Canada's NEB approved AEC Suffield Gas Pipeline's application to construct and operate a 190 MMcfd natural gas pipeline from southeastern Alberta to southwestern Saskatchewan. The pipeline, which will cost about $22.3 million, will be known as the North Suffield Pipeline. AEC Suffield applied to construct about 97 km of 16-in. pipeline and associated control facilities. The pipeline will originate on the western side of the Suffield Military Training Block, extend along the northern boundary of that block, then eastward to tie into the existing AEC Suffield meter station that connects with TransCanada's system near Burstall, Sask. AEC Suffield plans an in-service date of Nov. 1. F Pembina Pipeline is conducting integrity testing on its Western pipeline system, required as a result of an Aug. 1 pipeline break and crude oil spill into the upper Pine River of Northeast British Columbia (OGJ Online, Aug. 2, 2000). Authorization to resume restricted operations was granted from the Oil and Gas Commission of British Columbia on Aug. 23, says Pembina. Resumption of operation is conditional on the commission's requirements, however, including that the affected line be leak and strength-tested within 12 months. The company plans to test the Taylor-to-Prince George section of the pipeline before putting it back into service at reduced operating pressure.
NL BULLETIN
Preparations for next month's OPEC heads of state summit in Caracas are complete, according to Venezuelan Deputy Foreign Minister Jorge Valero, who also heads the presidential commission responsible for organizing the gathering. A preliminary draft of a declaration that will be reviewed by the OPEC foreign, finance, and oil ministers, and later signed by the heads of state, has been completed, said Valero.

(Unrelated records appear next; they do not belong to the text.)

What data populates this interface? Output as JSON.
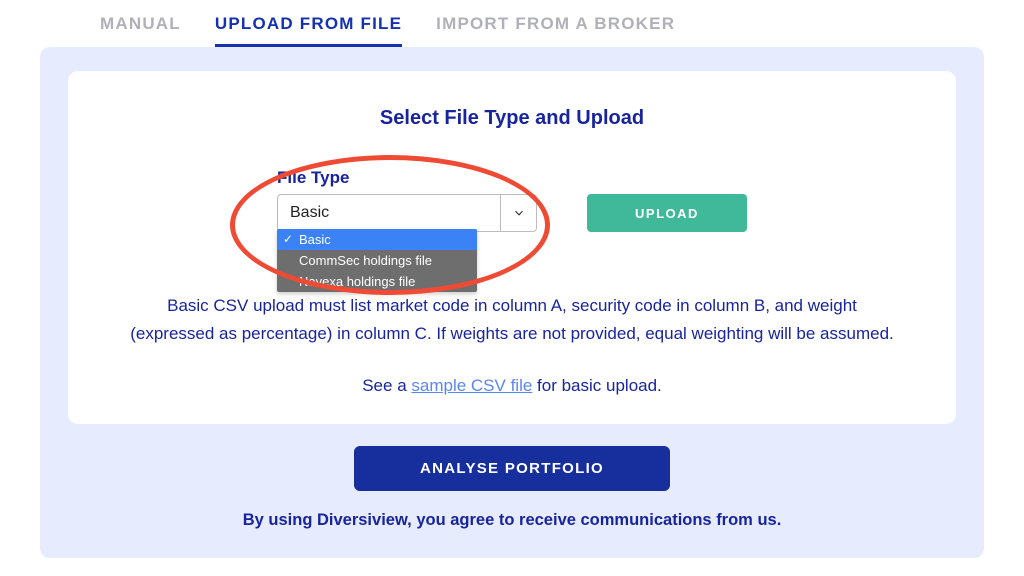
{
  "tabs": {
    "manual": "MANUAL",
    "upload": "UPLOAD FROM FILE",
    "broker": "IMPORT FROM A BROKER"
  },
  "card": {
    "title": "Select File Type and Upload",
    "file_type_label": "File Type",
    "file_type_value": "Basic",
    "dropdown_options": {
      "opt0": "Basic",
      "opt1": "CommSec holdings file",
      "opt2": "Navexa holdings file"
    },
    "upload_btn": "UPLOAD",
    "help_line1": "Basic CSV upload must list market code in column A, security code in column B, and weight",
    "help_line2": "(expressed as percentage) in column C. If weights are not provided, equal weighting will be assumed.",
    "sample_prefix": "See a ",
    "sample_link": "sample CSV file",
    "sample_suffix": " for basic upload."
  },
  "analyse_btn": "ANALYSE PORTFOLIO",
  "consent_text": "By using Diversiview, you agree to receive communications from us."
}
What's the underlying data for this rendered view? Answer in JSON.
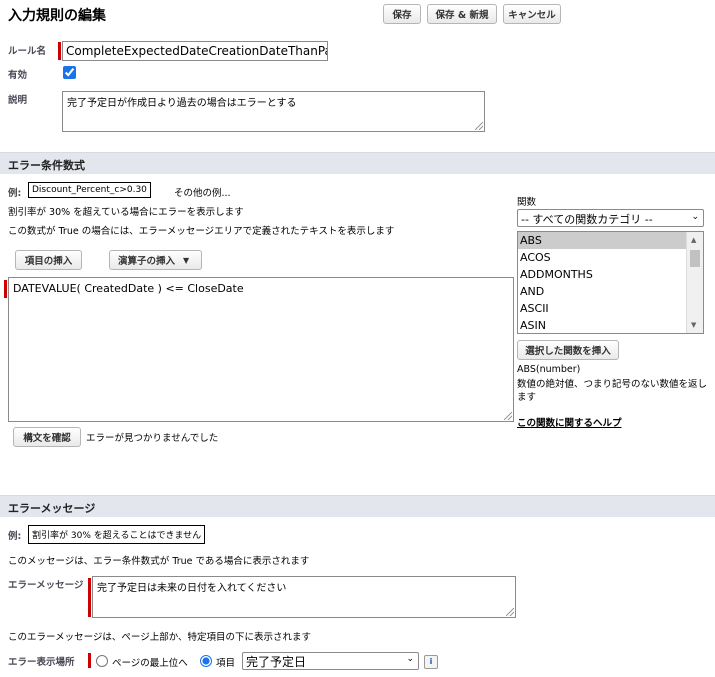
{
  "header": {
    "title": "入力規則の編集",
    "save_label": "保存",
    "save_new_label": "保存 & 新規",
    "cancel_label": "キャンセル"
  },
  "rule": {
    "name_label": "ルール名",
    "name_value": "CompleteExpectedDateCreationDateThanPast",
    "active_label": "有効",
    "active_checked": true,
    "description_label": "説明",
    "description_value": "完了予定日が作成日より過去の場合はエラーとする"
  },
  "formula_section": {
    "title": "エラー条件数式",
    "example_label": "例:",
    "example_value": "Discount_Percent_c>0.30",
    "more_examples": "その他の例...",
    "example_desc": "割引率が 30% を超えている場合にエラーを表示します",
    "formula_desc": "この数式が True の場合には、エラーメッセージエリアで定義されたテキストを表示します",
    "insert_field_label": "項目の挿入",
    "insert_operator_label": "演算子の挿入",
    "formula_value": "DATEVALUE( CreatedDate ) <= CloseDate",
    "check_syntax_label": "構文を確認",
    "syntax_result": "エラーが見つかりませんでした"
  },
  "functions": {
    "label": "関数",
    "category_selected": "-- すべての関数カテゴリ --",
    "items": [
      "ABS",
      "ACOS",
      "ADDMONTHS",
      "AND",
      "ASCII",
      "ASIN"
    ],
    "selected": "ABS",
    "insert_label": "選択した関数を挿入",
    "signature": "ABS(number)",
    "description": "数値の絶対値、つまり記号のない数値を返します",
    "help_link": "この関数に関するヘルプ"
  },
  "message_section": {
    "title": "エラーメッセージ",
    "example_label": "例:",
    "example_value": "割引率が 30% を超えることはできません",
    "display_desc": "このメッセージは、エラー条件数式が True である場合に表示されます",
    "message_label": "エラーメッセージ",
    "message_value": "完了予定日は未来の日付を入れてください",
    "location_desc": "このエラーメッセージは、ページ上部か、特定項目の下に表示されます",
    "location_label": "エラー表示場所",
    "option_top": "ページの最上位へ",
    "option_field": "項目",
    "field_selected": "完了予定日",
    "info_icon": "i"
  }
}
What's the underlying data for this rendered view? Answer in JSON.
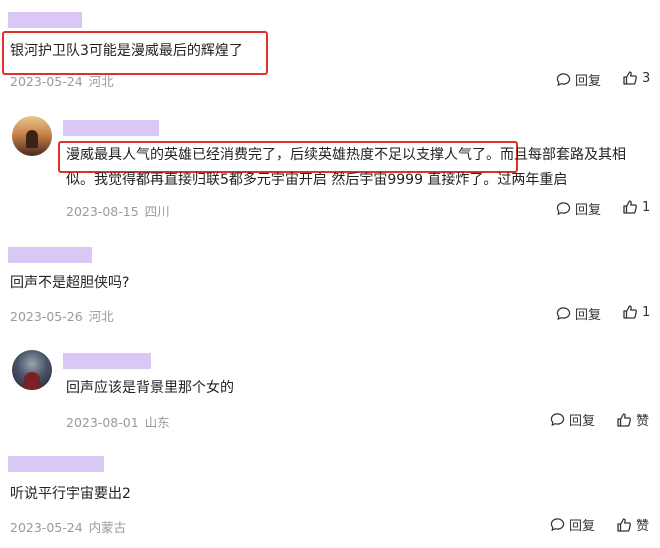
{
  "comments": [
    {
      "text": "银河护卫队3可能是漫威最后的辉煌了",
      "date": "2023-05-24",
      "location": "河北",
      "reply_label": "回复",
      "like_count": "3"
    },
    {
      "text_line1_highlight": "漫威最具人气的英雄已经消费完了，后续英雄热度不足以支撑人气了。",
      "text_line1_rest": "而且每部套路及其相",
      "text_line2": "似。我觉得都再直接归联5都多元宇宙开启 然后宇宙9999 直接炸了。过两年重启",
      "date": "2023-08-15",
      "location": "四川",
      "reply_label": "回复",
      "like_count": "1"
    },
    {
      "text": "回声不是超胆侠吗?",
      "date": "2023-05-26",
      "location": "河北",
      "reply_label": "回复",
      "like_count": "1"
    },
    {
      "text": "回声应该是背景里那个女的",
      "date": "2023-08-01",
      "location": "山东",
      "reply_label": "回复",
      "like_label": "赞"
    },
    {
      "text": "听说平行宇宙要出2",
      "date": "2023-05-24",
      "location": "内蒙古",
      "reply_label": "回复",
      "like_label": "赞"
    }
  ],
  "colors": {
    "name_placeholder": "#d9c8f5",
    "highlight_border": "#e0302e",
    "meta_text": "#9a9a9a"
  },
  "icons": {
    "reply": "comment-bubble-icon",
    "like": "thumbs-up-icon"
  }
}
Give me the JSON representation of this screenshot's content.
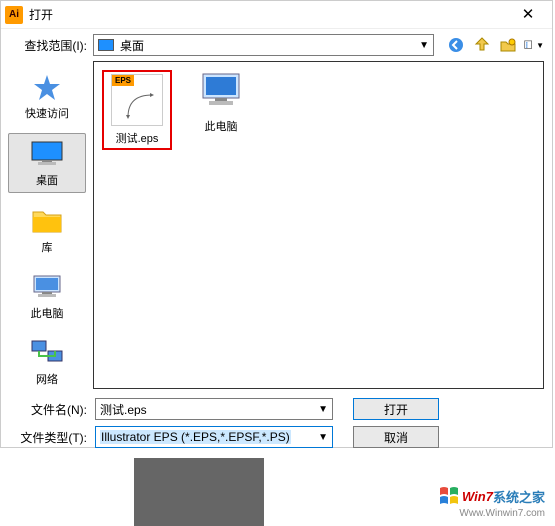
{
  "titlebar": {
    "title": "打开"
  },
  "lookin": {
    "label": "查找范围(I):",
    "location": "桌面"
  },
  "sidebar": {
    "items": [
      {
        "label": "快速访问"
      },
      {
        "label": "桌面"
      },
      {
        "label": "库"
      },
      {
        "label": "此电脑"
      },
      {
        "label": "网络"
      }
    ]
  },
  "files": {
    "items": [
      {
        "name": "测试.eps",
        "badge": "EPS"
      },
      {
        "name": "此电脑"
      }
    ]
  },
  "fields": {
    "filename_label": "文件名(N):",
    "filename_value": "测试.eps",
    "filetype_label": "文件类型(T):",
    "filetype_value": "Illustrator EPS (*.EPS,*.EPSF,*.PS)"
  },
  "buttons": {
    "open": "打开",
    "cancel": "取消"
  },
  "watermark": {
    "brand": "Win7",
    "text": "系统之家",
    "url": "Www.Winwin7.com"
  }
}
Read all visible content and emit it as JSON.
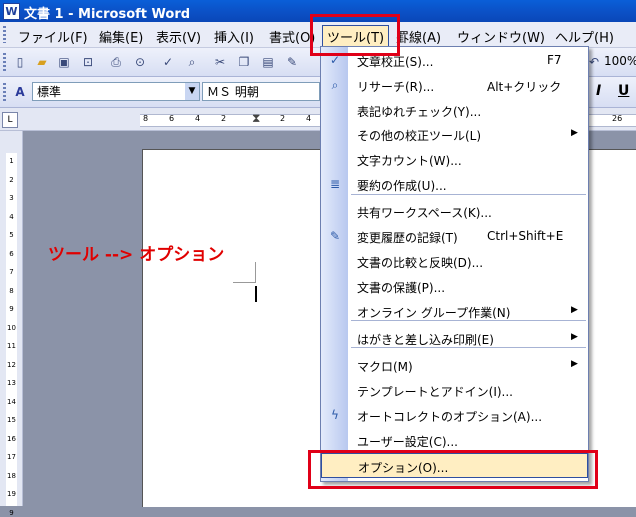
{
  "window": {
    "title": "文書 1 - Microsoft Word",
    "app_icon": "W"
  },
  "menubar": {
    "items": [
      {
        "label": "ファイル(F)"
      },
      {
        "label": "編集(E)"
      },
      {
        "label": "表示(V)"
      },
      {
        "label": "挿入(I)"
      },
      {
        "label": "書式(O)"
      },
      {
        "label": "ツール(T)"
      },
      {
        "label": "罫線(A)"
      },
      {
        "label": "ウィンドウ(W)"
      },
      {
        "label": "ヘルプ(H)"
      }
    ]
  },
  "toolbar": {
    "zoom": "100%",
    "style_combo": "標準",
    "font_combo": "ＭＳ 明朝",
    "right_glyphs": "I U"
  },
  "ruler": {
    "tab_marker": "L",
    "numbers": [
      "8",
      "6",
      "4",
      "2",
      "2",
      "4",
      "26"
    ]
  },
  "vertical_ruler": {
    "numbers": [
      "1",
      "2",
      "3",
      "4",
      "5",
      "6",
      "7",
      "8",
      "9",
      "10",
      "11",
      "12",
      "13",
      "14",
      "15",
      "16",
      "17",
      "18",
      "19",
      "9"
    ]
  },
  "annotation": {
    "text": "ツール --> オプション",
    "color": "#e00000"
  },
  "tools_menu": {
    "items": [
      {
        "label": "文章校正(S)...",
        "shortcut": "F7",
        "icon": "spellcheck-icon"
      },
      {
        "label": "リサーチ(R)...",
        "shortcut": "Alt+クリック",
        "icon": "research-icon"
      },
      {
        "label": "表記ゆれチェック(Y)..."
      },
      {
        "label": "その他の校正ツール(L)",
        "submenu": true
      },
      {
        "label": "文字カウント(W)..."
      },
      {
        "label": "要約の作成(U)...",
        "icon": "summarize-icon"
      },
      {
        "label": "共有ワークスペース(K)..."
      },
      {
        "label": "変更履歴の記録(T)",
        "shortcut": "Ctrl+Shift+E",
        "icon": "track-changes-icon"
      },
      {
        "label": "文書の比較と反映(D)..."
      },
      {
        "label": "文書の保護(P)..."
      },
      {
        "label": "オンライン グループ作業(N)",
        "submenu": true
      },
      {
        "label": "はがきと差し込み印刷(E)",
        "submenu": true
      },
      {
        "label": "マクロ(M)",
        "submenu": true
      },
      {
        "label": "テンプレートとアドイン(I)..."
      },
      {
        "label": "オートコレクトのオプション(A)...",
        "icon": "autocorrect-icon"
      },
      {
        "label": "ユーザー設定(C)..."
      },
      {
        "label": "オプション(O)...",
        "highlighted": true
      }
    ]
  },
  "colors": {
    "accent_red": "#e00018",
    "highlight": "#ffeec2",
    "titlebar": "#0b4fc4"
  }
}
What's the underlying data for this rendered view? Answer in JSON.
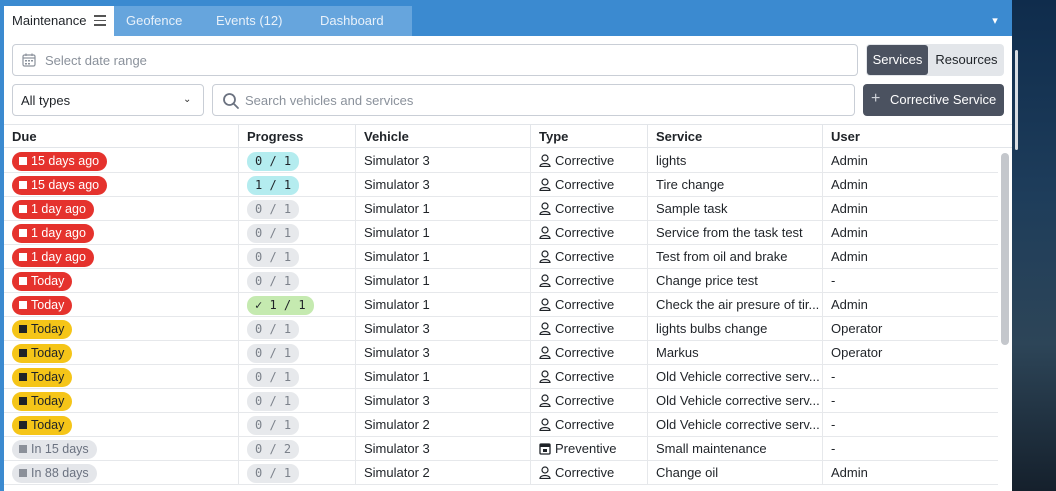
{
  "tabs": [
    {
      "label": "Maintenance",
      "active": true
    },
    {
      "label": "Geofence",
      "active": false
    },
    {
      "label": "Events (12)",
      "active": false
    },
    {
      "label": "Dashboard",
      "active": false
    }
  ],
  "filters": {
    "date_placeholder": "Select date range",
    "type_value": "All types",
    "search_placeholder": "Search vehicles and services",
    "segment_active": "Services",
    "segment_inactive": "Resources",
    "add_button": "Corrective Service"
  },
  "table": {
    "headers": [
      "Due",
      "Progress",
      "Vehicle",
      "Type",
      "Service",
      "User"
    ],
    "rows": [
      {
        "due": "15 days ago",
        "due_color": "red",
        "progress": "0 / 1",
        "progress_style": "cyan",
        "vehicle": "Simulator 3",
        "type": "Corrective",
        "type_icon": "person-icon",
        "service": "lights",
        "user": "Admin"
      },
      {
        "due": "15 days ago",
        "due_color": "red",
        "progress": "1 / 1",
        "progress_style": "cyan",
        "vehicle": "Simulator 3",
        "type": "Corrective",
        "type_icon": "person-icon",
        "service": "Tire change",
        "user": "Admin"
      },
      {
        "due": "1 day ago",
        "due_color": "red",
        "progress": "0 / 1",
        "progress_style": "gray",
        "vehicle": "Simulator 1",
        "type": "Corrective",
        "type_icon": "person-icon",
        "service": "Sample task",
        "user": "Admin"
      },
      {
        "due": "1 day ago",
        "due_color": "red",
        "progress": "0 / 1",
        "progress_style": "gray",
        "vehicle": "Simulator 1",
        "type": "Corrective",
        "type_icon": "person-icon",
        "service": "Service from the task test",
        "user": "Admin"
      },
      {
        "due": "1 day ago",
        "due_color": "red",
        "progress": "0 / 1",
        "progress_style": "gray",
        "vehicle": "Simulator 1",
        "type": "Corrective",
        "type_icon": "person-icon",
        "service": "Test from oil and brake",
        "user": "Admin"
      },
      {
        "due": "Today",
        "due_color": "red",
        "progress": "0 / 1",
        "progress_style": "gray",
        "vehicle": "Simulator 1",
        "type": "Corrective",
        "type_icon": "person-icon",
        "service": "Change price test",
        "user": "-"
      },
      {
        "due": "Today",
        "due_color": "red",
        "progress": "✓ 1 / 1",
        "progress_style": "green",
        "vehicle": "Simulator 1",
        "type": "Corrective",
        "type_icon": "person-icon",
        "service": "Check the air presure of tir...",
        "user": "Admin"
      },
      {
        "due": "Today",
        "due_color": "yellow",
        "progress": "0 / 1",
        "progress_style": "gray",
        "vehicle": "Simulator 3",
        "type": "Corrective",
        "type_icon": "person-icon",
        "service": "lights bulbs change",
        "user": "Operator"
      },
      {
        "due": "Today",
        "due_color": "yellow",
        "progress": "0 / 1",
        "progress_style": "gray",
        "vehicle": "Simulator 3",
        "type": "Corrective",
        "type_icon": "person-icon",
        "service": "Markus",
        "user": "Operator"
      },
      {
        "due": "Today",
        "due_color": "yellow",
        "progress": "0 / 1",
        "progress_style": "gray",
        "vehicle": "Simulator 1",
        "type": "Corrective",
        "type_icon": "person-icon",
        "service": "Old Vehicle corrective serv...",
        "user": "-"
      },
      {
        "due": "Today",
        "due_color": "yellow",
        "progress": "0 / 1",
        "progress_style": "gray",
        "vehicle": "Simulator 3",
        "type": "Corrective",
        "type_icon": "person-icon",
        "service": "Old Vehicle corrective serv...",
        "user": "-"
      },
      {
        "due": "Today",
        "due_color": "yellow",
        "progress": "0 / 1",
        "progress_style": "gray",
        "vehicle": "Simulator 2",
        "type": "Corrective",
        "type_icon": "person-icon",
        "service": "Old Vehicle corrective serv...",
        "user": "-"
      },
      {
        "due": "In 15 days",
        "due_color": "gray",
        "progress": "0 / 2",
        "progress_style": "gray",
        "vehicle": "Simulator 3",
        "type": "Preventive",
        "type_icon": "calendar-icon",
        "service": "Small maintenance",
        "user": "-"
      },
      {
        "due": "In 88 days",
        "due_color": "gray",
        "progress": "0 / 1",
        "progress_style": "gray",
        "vehicle": "Simulator 2",
        "type": "Corrective",
        "type_icon": "person-icon",
        "service": "Change oil",
        "user": "Admin"
      }
    ]
  },
  "colors": {
    "tabbar": "#3b8ad0",
    "overdue": "#e5322d",
    "due_today": "#f5c518",
    "upcoming": "#e4e6ea",
    "progress_active": "#b4ecef",
    "progress_done": "#c5eab0",
    "primary_button": "#4b5260"
  }
}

The document, among other things, underlines the need to adapt OPEC to the new demands of the international economy, promote a constructive dialogue among oil producers and consumers, and strengthen ties between OPEC member countries and oil producers that do not belong to the organization, including Russia, Oman, Mexico, Norway, and Angola. Another key aspect of the document, Valero said, deals with the need to strengthen ties among OPEC nations.